A slow smile twisted her lips. “You want dirt on me so you have something you can hold over my head?”
“Yes.”
“Why would I ever give you that leverage?”
I took a deep breath and leaned in. “Because I’m offering you an opportunity to not only save an innocent, but also to help expose some powerful people who will fall like dominoes when the truth comes out.”
“I’m listening.”
“I’ll give you full credit. You’ll do the press conferences.

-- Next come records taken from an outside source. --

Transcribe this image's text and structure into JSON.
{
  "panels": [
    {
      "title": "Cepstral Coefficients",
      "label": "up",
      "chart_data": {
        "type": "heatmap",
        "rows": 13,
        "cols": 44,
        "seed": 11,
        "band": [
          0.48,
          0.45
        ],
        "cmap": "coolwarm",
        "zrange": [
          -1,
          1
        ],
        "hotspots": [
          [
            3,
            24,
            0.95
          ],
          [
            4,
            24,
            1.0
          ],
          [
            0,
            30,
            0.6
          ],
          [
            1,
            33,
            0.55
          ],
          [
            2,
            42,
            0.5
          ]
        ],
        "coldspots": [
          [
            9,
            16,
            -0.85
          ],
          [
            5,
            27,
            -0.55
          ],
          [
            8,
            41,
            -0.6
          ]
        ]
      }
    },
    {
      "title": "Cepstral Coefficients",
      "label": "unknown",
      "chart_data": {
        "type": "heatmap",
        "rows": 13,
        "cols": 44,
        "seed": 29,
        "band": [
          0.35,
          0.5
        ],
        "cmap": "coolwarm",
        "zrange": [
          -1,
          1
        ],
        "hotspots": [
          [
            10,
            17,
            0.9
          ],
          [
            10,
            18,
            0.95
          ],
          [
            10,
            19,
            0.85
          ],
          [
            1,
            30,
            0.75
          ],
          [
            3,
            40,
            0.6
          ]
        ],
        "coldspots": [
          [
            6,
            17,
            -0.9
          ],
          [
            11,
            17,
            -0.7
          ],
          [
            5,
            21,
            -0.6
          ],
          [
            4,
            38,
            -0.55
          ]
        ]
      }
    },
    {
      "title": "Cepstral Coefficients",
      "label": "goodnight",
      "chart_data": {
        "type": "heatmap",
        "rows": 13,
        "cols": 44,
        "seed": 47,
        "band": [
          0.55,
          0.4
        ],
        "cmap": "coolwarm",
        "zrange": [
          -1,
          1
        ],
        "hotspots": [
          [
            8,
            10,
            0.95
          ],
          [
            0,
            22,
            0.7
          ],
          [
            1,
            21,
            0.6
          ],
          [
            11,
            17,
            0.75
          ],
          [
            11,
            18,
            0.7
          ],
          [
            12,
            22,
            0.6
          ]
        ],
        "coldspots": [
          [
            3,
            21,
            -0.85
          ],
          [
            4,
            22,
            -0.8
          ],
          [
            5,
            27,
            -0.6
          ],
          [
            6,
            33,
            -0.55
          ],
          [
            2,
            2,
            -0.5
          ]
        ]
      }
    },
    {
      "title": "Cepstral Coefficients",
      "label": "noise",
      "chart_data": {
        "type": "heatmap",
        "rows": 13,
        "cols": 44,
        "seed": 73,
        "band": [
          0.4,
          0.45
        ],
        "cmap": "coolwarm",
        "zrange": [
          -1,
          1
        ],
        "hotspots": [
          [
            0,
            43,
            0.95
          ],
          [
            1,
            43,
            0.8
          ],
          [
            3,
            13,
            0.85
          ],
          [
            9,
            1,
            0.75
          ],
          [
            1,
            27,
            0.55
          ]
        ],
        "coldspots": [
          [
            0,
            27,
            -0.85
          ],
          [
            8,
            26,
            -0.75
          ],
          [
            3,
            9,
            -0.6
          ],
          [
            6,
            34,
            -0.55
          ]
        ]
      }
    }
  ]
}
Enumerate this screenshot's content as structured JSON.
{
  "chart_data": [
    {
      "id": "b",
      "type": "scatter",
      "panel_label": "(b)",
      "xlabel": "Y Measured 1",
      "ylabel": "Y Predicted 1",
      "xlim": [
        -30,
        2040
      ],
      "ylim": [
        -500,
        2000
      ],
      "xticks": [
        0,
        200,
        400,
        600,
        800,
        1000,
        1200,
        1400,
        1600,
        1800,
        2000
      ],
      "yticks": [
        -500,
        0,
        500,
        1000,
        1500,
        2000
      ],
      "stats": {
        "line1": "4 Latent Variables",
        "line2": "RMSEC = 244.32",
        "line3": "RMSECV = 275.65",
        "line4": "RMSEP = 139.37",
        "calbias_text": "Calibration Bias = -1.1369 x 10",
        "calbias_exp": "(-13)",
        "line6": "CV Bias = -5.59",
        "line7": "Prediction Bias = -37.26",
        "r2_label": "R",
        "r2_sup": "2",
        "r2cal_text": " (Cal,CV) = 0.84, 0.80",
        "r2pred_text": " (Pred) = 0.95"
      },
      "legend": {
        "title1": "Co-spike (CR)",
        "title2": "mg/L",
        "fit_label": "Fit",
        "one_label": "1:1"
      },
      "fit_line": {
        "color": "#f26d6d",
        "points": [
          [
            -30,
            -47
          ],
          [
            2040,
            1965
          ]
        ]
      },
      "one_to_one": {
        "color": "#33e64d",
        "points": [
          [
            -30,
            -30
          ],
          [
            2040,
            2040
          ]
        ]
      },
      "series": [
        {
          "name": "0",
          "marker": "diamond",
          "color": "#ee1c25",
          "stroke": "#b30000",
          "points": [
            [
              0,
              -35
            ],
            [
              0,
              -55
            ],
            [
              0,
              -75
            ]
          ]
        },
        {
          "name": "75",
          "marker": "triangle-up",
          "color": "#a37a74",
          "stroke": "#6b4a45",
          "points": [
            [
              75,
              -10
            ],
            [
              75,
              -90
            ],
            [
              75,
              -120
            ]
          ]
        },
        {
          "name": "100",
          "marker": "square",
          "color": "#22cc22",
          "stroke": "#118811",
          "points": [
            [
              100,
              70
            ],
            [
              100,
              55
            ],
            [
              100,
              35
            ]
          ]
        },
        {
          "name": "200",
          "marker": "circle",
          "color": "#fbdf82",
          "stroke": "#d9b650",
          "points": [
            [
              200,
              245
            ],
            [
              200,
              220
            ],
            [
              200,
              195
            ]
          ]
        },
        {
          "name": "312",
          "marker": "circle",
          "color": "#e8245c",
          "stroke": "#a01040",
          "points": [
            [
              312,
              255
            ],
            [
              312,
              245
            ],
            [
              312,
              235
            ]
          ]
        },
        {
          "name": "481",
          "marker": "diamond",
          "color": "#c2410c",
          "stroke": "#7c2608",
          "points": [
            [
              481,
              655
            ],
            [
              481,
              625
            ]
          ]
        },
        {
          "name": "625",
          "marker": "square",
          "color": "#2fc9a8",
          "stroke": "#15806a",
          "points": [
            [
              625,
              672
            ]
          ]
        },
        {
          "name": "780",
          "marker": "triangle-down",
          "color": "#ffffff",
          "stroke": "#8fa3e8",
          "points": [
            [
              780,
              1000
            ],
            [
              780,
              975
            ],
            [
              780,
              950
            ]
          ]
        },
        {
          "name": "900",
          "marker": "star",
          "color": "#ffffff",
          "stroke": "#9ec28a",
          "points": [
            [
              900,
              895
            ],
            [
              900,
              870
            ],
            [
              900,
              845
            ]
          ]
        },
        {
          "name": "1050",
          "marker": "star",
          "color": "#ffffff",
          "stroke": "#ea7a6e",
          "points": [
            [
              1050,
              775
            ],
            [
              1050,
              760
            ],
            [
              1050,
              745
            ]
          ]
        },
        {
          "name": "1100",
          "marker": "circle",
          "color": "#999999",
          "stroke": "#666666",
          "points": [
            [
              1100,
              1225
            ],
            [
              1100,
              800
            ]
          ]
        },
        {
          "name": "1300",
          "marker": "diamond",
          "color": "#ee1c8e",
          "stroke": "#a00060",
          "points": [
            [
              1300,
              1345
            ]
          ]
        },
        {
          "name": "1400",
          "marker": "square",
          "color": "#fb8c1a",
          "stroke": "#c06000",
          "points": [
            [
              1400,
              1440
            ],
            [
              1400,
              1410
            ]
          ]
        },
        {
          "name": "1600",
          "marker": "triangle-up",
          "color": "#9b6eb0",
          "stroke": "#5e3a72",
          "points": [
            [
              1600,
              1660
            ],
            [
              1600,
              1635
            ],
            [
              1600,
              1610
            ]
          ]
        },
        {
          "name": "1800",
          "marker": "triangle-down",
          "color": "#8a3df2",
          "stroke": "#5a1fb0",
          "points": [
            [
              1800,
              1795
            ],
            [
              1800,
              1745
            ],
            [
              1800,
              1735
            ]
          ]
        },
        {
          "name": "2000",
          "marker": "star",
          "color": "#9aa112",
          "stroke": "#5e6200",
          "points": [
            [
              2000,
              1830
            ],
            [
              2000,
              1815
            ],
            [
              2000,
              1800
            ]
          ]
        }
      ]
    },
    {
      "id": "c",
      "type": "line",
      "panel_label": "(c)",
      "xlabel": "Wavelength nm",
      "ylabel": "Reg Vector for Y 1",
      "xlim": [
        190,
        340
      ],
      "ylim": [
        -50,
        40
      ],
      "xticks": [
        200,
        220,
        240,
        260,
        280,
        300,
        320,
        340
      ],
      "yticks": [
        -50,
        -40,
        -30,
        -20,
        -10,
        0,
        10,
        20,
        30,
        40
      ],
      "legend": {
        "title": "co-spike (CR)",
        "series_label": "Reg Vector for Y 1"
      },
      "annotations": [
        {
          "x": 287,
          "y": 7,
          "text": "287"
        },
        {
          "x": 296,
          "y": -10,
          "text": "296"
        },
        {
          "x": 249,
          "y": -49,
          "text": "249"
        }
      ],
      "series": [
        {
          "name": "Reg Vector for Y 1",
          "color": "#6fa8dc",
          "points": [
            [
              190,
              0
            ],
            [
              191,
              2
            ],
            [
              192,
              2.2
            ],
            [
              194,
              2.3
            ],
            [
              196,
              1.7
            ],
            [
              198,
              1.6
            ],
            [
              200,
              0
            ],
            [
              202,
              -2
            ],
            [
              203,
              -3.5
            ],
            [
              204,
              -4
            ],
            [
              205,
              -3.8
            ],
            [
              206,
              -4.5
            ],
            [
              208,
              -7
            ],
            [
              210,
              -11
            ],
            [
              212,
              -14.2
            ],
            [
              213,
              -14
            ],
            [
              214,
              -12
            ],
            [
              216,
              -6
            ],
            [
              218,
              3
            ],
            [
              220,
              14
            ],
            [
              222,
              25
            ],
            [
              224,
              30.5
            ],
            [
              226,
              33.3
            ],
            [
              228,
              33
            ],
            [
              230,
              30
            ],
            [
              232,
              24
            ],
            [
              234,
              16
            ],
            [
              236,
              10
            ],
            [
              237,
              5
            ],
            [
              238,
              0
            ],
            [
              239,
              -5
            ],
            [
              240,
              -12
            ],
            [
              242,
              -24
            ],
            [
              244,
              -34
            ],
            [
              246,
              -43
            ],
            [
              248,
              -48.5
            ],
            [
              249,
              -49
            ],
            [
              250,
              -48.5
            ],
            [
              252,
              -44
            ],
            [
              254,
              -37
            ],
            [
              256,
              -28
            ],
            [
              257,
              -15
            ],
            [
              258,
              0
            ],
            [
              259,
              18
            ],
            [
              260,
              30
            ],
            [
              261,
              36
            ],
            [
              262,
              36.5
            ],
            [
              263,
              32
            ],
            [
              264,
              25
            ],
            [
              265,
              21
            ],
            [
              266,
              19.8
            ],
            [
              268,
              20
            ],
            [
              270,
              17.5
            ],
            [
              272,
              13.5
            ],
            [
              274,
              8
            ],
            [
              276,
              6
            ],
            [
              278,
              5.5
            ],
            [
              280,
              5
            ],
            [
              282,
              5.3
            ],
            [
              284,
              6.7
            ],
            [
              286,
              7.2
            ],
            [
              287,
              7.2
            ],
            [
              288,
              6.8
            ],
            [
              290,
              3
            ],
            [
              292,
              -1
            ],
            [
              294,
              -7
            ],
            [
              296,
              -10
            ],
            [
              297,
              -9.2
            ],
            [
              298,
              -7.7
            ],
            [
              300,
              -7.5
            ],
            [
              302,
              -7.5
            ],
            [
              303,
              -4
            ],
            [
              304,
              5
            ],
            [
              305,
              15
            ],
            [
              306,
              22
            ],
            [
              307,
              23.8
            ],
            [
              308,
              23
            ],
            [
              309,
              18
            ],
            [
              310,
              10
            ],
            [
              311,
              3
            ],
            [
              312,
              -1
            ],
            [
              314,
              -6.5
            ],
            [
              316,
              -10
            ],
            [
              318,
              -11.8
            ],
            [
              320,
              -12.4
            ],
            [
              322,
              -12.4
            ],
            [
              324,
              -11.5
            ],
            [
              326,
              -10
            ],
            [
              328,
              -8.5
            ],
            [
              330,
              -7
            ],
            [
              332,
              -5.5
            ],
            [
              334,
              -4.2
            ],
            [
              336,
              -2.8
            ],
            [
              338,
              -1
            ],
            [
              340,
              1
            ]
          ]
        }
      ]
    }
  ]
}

Get the promotion that will come from cracking this case.” When she didn’t bite, I offered, “I’ll trade parking spots with you. Mine is always in the shade.”
She chuckled at that, then stilled. “I don’t need the press or the credit, but my car does overheat in the summer.
” Her voice lowered. “Trust goes both ways. I’ll share something, but if I get the slightest whiff of it surfacing anywhere”—her smile was cold and unsettling—“let’s just say I make a better friend than enemy. ”
I didn’t doubt that. “Understood.”
She opened the front of her jacket and dug through a pocket that seemed to be inside another pocket. Like a scene in a spy movie, she held out a white envelope, tapped it twice on the tabletop, then slid it across to me.
I opened it.
A Polaroid.
Of O’Dooley.
And the Director.
Our very happily married director.
Not clothed.
Not sober.
Not deniable.
I looked up.
She sipped her coffee again, as if this wasn’t career-ending blackmail. “I have a thing for authority, what can I say? And I always keep it with me for insurance. Someday, I know he’ll say no to me, and this is my yes.”
I nodded and slipped the photo back into the envelope then slid it across to her.
After it had disappeared back into that mysteriously deep jacket pocket of hers, she said, “So quiet. Surprised?”
“Yes,” I said in a rush. “But in a good way. I’m not as worried that you’ll judge me for what I’m about to tell you . . .”
Her smile returned. “I’m all ears.”
“His name is Enimton Gravestone. My intention was to milk him for any intel he might have on his family’s connection to Simmons. Unfortunately, I have a feeling someone knows what I’ve been doing.” I took out my burner phone. “I need the calls that have been coming into this phone traced.”
She pocketed the phone with a nod.
After a pause, I added, “He doesn’t know who I am. I may have let my guard down with him and . . .”
“Fucked him?”
“Yes.” I winced. “And worse.”
“Oh, honey. You fell for your mark?”
I hung my head in shame. “So hard.”
“And this is all related to what Max was looking into?”
Raising my eyes to hers, I nodded. “But Enimton is innocent, and I might have put him in danger. We need to help him.”
“I’ll be the judge of that.” She pursed her lips. “Tell me everything and start at the beginning.”